You would need onboard:
A battery, charged at the start to supply enough power to unfold the solar panel, and powerful enough to make sure the thing operates at night (around 40 minutes of its orbit).
solar panels mounted to a deployment mechanism.
cooling to cool the battery and TX hardware
radio antennae - probably deployable (more mechanisms) and dedicated RX/TX
RX amplifier and A/D convertor
Routing firmware on hardened logic board (to transmit/receive properly from other birds in the network)
TX amplifier and D/A convertor
and it'd be really swell to have just a tiny bit of propulsion on board, because we can't afford to put a huge amount of litter into LEO. Manmade Kessler Syndrome, no thanks.
I'm not sure you can pull something useful off with that weight restriction.
Next, you need a frequency band you can soak with your signal. A shared downlink channel may work (may even be necessary) but requires a lot of synchronization between the satellites, which is less than trivial, especially given the speed they're moving at relative to one another and the ground. I'm suspecting that a priori the Doppler effect is going to make a global network not feasible.

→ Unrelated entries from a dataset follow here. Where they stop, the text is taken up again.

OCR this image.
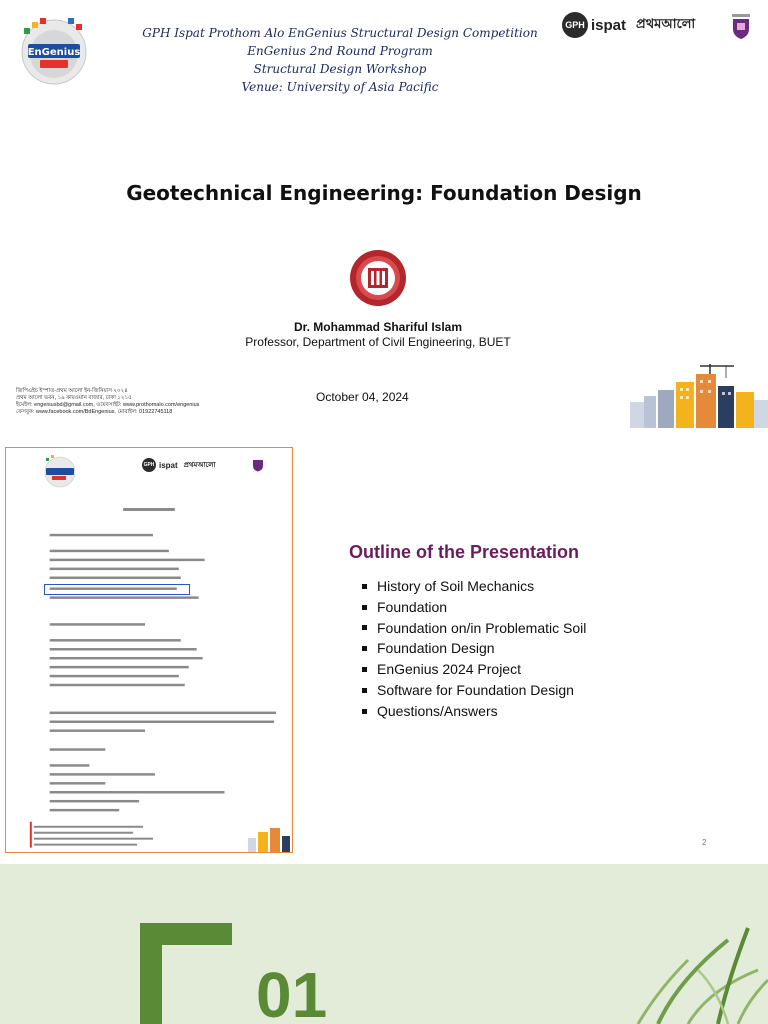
EnGenius
GPH Ispat Prothom Alo EnGenius Structural Design Competition
EnGenius 2nd Round Program
Structural Design Workshop
Venue: University of Asia Pacific
GPH ispat প্রথমআলো
Geotechnical Engineering: Foundation Design
Dr. Mohammad Shariful Islam
Professor, Department of Civil Engineering, BUET
জিপিএইচ ইস্পাত-প্রথম আলো ইন-জিনিয়াস ২০২৪
প্রথম আলো ভবন, ১৯ কারওয়ান বাজার, ঢাকা ১২১৫
ইমেইল: engeniusbd@gmail.com, ওয়েবসাইট: www.prothomalo.com/engenius
ফেসবুক: www.facebook.com/BdEngenius, মোবাইল: 01922745118
October 04, 2024
GPH ispat প্রথমআলো
Outline of the Presentation
History of Soil Mechanics
Foundation
Foundation on/in Problematic Soil
Foundation Design
EnGenius 2024 Project
Software for Foundation Design
Questions/Answers
2
01
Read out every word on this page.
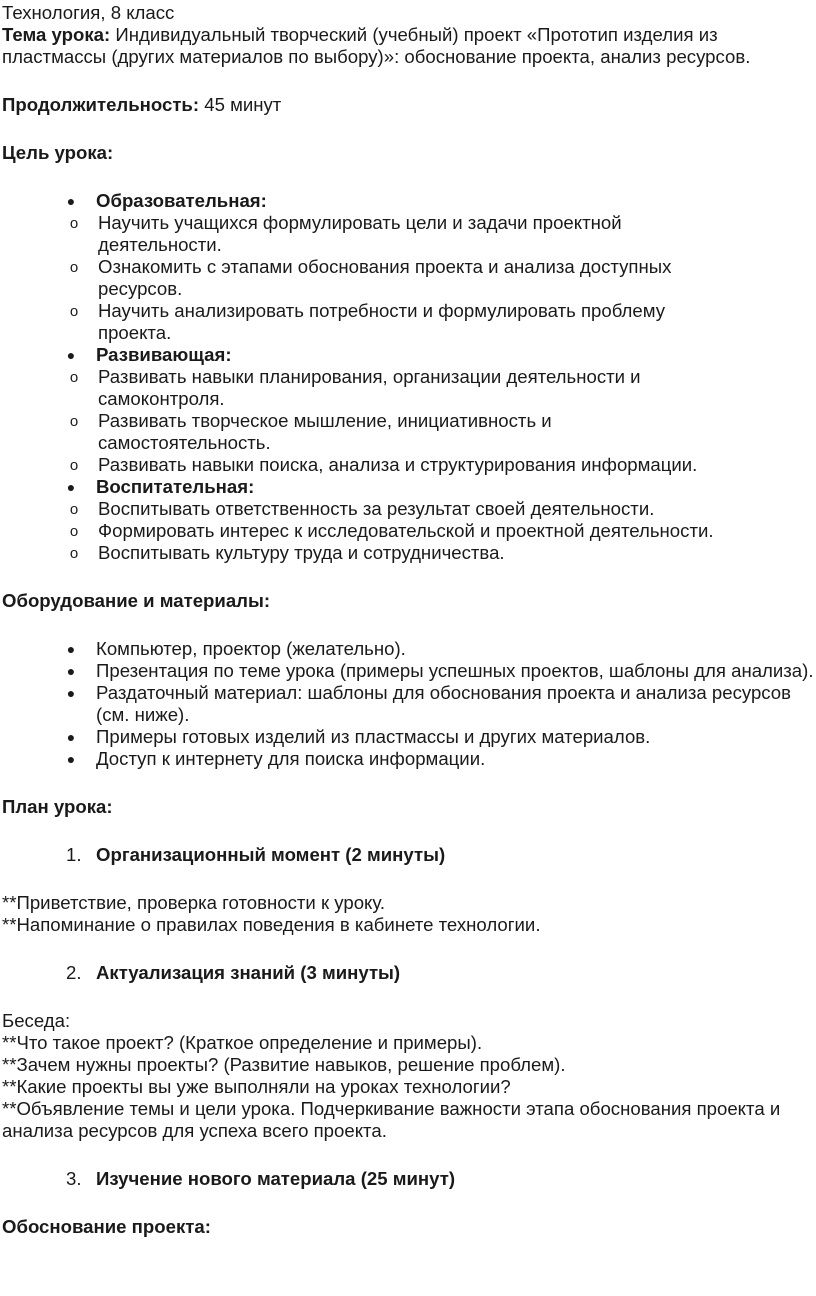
Технология, 8 класс

Тема урока: Индивидуальный творческий (учебный) проект «Прототип изделия из пластмассы (других материалов по выбору)»: обоснование проекта, анализ ресурсов.

Продолжительность: 45 минут

Цель урока:

● Образовательная:
o Научить учащихся формулировать цели и задачи проектной деятельности.
o Ознакомить с этапами обоснования проекта и анализа доступных ресурсов.
o Научить анализировать потребности и формулировать проблему проекта.
● Развивающая:
o Развивать навыки планирования, организации деятельности и самоконтроля.
o Развивать творческое мышление, инициативность и самостоятельность.
o Развивать навыки поиска, анализа и структурирования информации.
● Воспитательная:
o Воспитывать ответственность за результат своей деятельности.
o Формировать интерес к исследовательской и проектной деятельности.
o Воспитывать культуру труда и сотрудничества.

Оборудование и материалы:

● Компьютер, проектор (желательно).
● Презентация по теме урока (примеры успешных проектов, шаблоны для анализа).
● Раздаточный материал: шаблоны для обоснования проекта и анализа ресурсов (см. ниже).
● Примеры готовых изделий из пластмассы и других материалов.
● Доступ к интернету для поиска информации.

План урока:

1. Организационный момент (2 минуты)

**Приветствие, проверка готовности к уроку.

**Напоминание о правилах поведения в кабинете технологии.

2. Актуализация знаний (3 минуты)

Беседа:

**Что такое проект? (Краткое определение и примеры).

**Зачем нужны проекты? (Развитие навыков, решение проблем).

**Какие проекты вы уже выполняли на уроках технологии?

**Объявление темы и цели урока. Подчеркивание важности этапа обоснования проекта и анализа ресурсов для успеха всего проекта.

3. Изучение нового материала (25 минут)

Обоснование проекта:
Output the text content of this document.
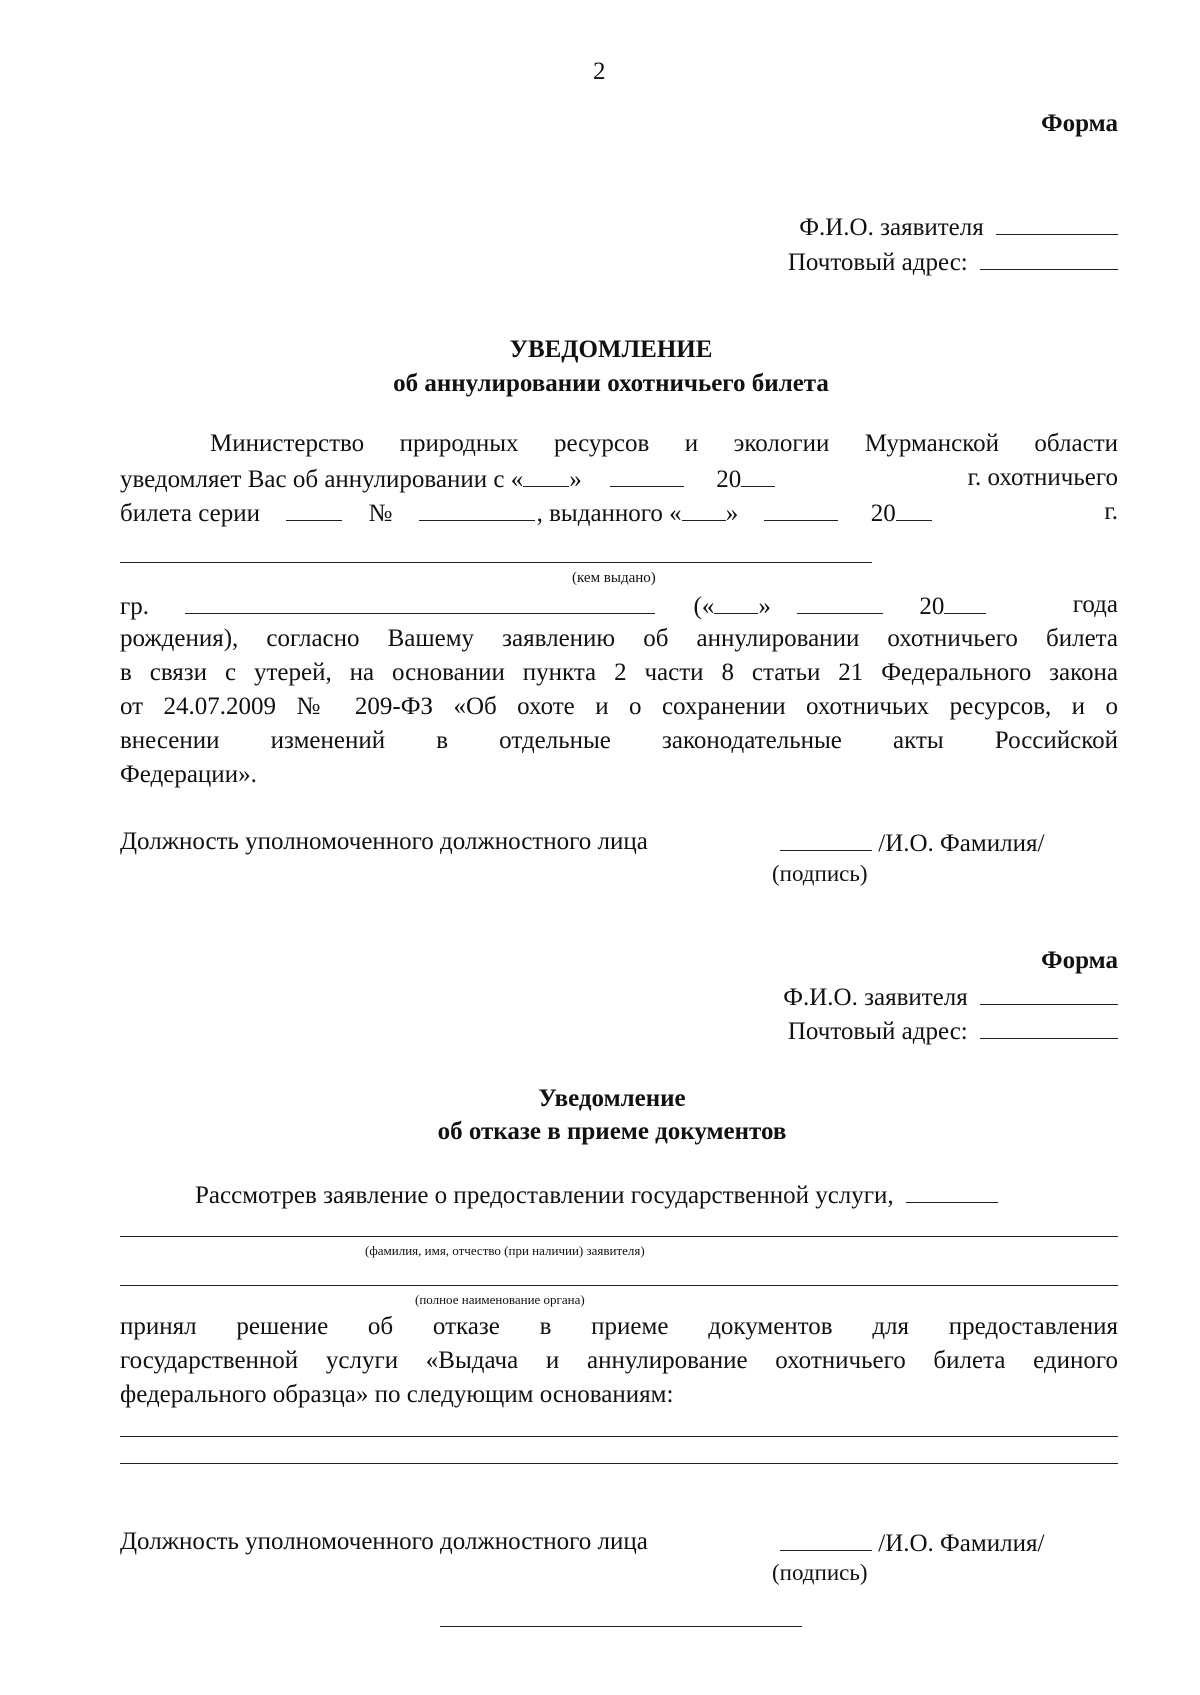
2
Форма
Ф.И.О. заявителя
Почтовый адрес:
УВЕДОМЛЕНИЕ
об аннулировании охотничьего билета
Министерство природных ресурсов и экологии Мурманской области
уведомляет Вас об аннулировании с « »	20	г. охотничьего
билета серии	№	, выданного « »	20	г.
(кем выдано)
гр.	(« »	20	года
рождения), согласно Вашему заявлению об аннулировании охотничьего билета
в связи с утерей, на основании пункта 2 части 8 статьи 21 Федерального закона
от 24.07.2009 № 209-ФЗ «Об охоте и о сохранении охотничьих ресурсов, и о
внесении изменений в отдельные законодательные акты Российской
Федерации».
Должность уполномоченного должностного лица	/И.О. Фамилия/
(подпись)
Форма
Ф.И.О. заявителя
Почтовый адрес:
Уведомление
об отказе в приеме документов
Рассмотрев заявление о предоставлении государственной услуги,
(фамилия, имя, отчество (при наличии) заявителя)
(полное наименование органа)
принял решение об отказе в приеме документов для предоставления
государственной услуги «Выдача и аннулирование охотничьего билета единого
федерального образца» по следующим основаниям:
Должность уполномоченного должностного лица	/И.О. Фамилия/
(подпись)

Second, RX/TX strength. Who controls the content? In order to make this feasible in any way, you want small RX on the bird, compensated by big ground TX. Due to the relatively low orbit compared to TV birds, which are often up near GEO for economic reasons, TX doesn't need to be as big as a TV bird, or ground RX can be scaled down.
Realistically, can we expect even 100W of TX power, given the size/weight constraints? I very much doubt it. Let's assume they launch 50.000 cubes (if their budget is right, that means they spend about half on launches)
The earth has 510 km² of surface are. Each cube has to cover, in the best case, around 10.000m² of surface. That makes for a signal level of around .01 W/m² (assuming a perfect antenna geometry and a magic constellation), which is meaningless without knowing the transmission frequency, which in turn determines the available bit rate.
A low bitrate broadcast isn't very useful.
So while this may make it back-of-the-envelope workable (the signal strength is almost achievable, and with the right frequency, there won't be a need for too big a ground RX antenna), realistically, there's little gain in wasting money spewing trash into LEO, and face Doppler, when we could use terrestrial signalling which isn't much more expensive, but much less cool, and people would actually have to perform maintenance, instead of just putting more trash into LEO.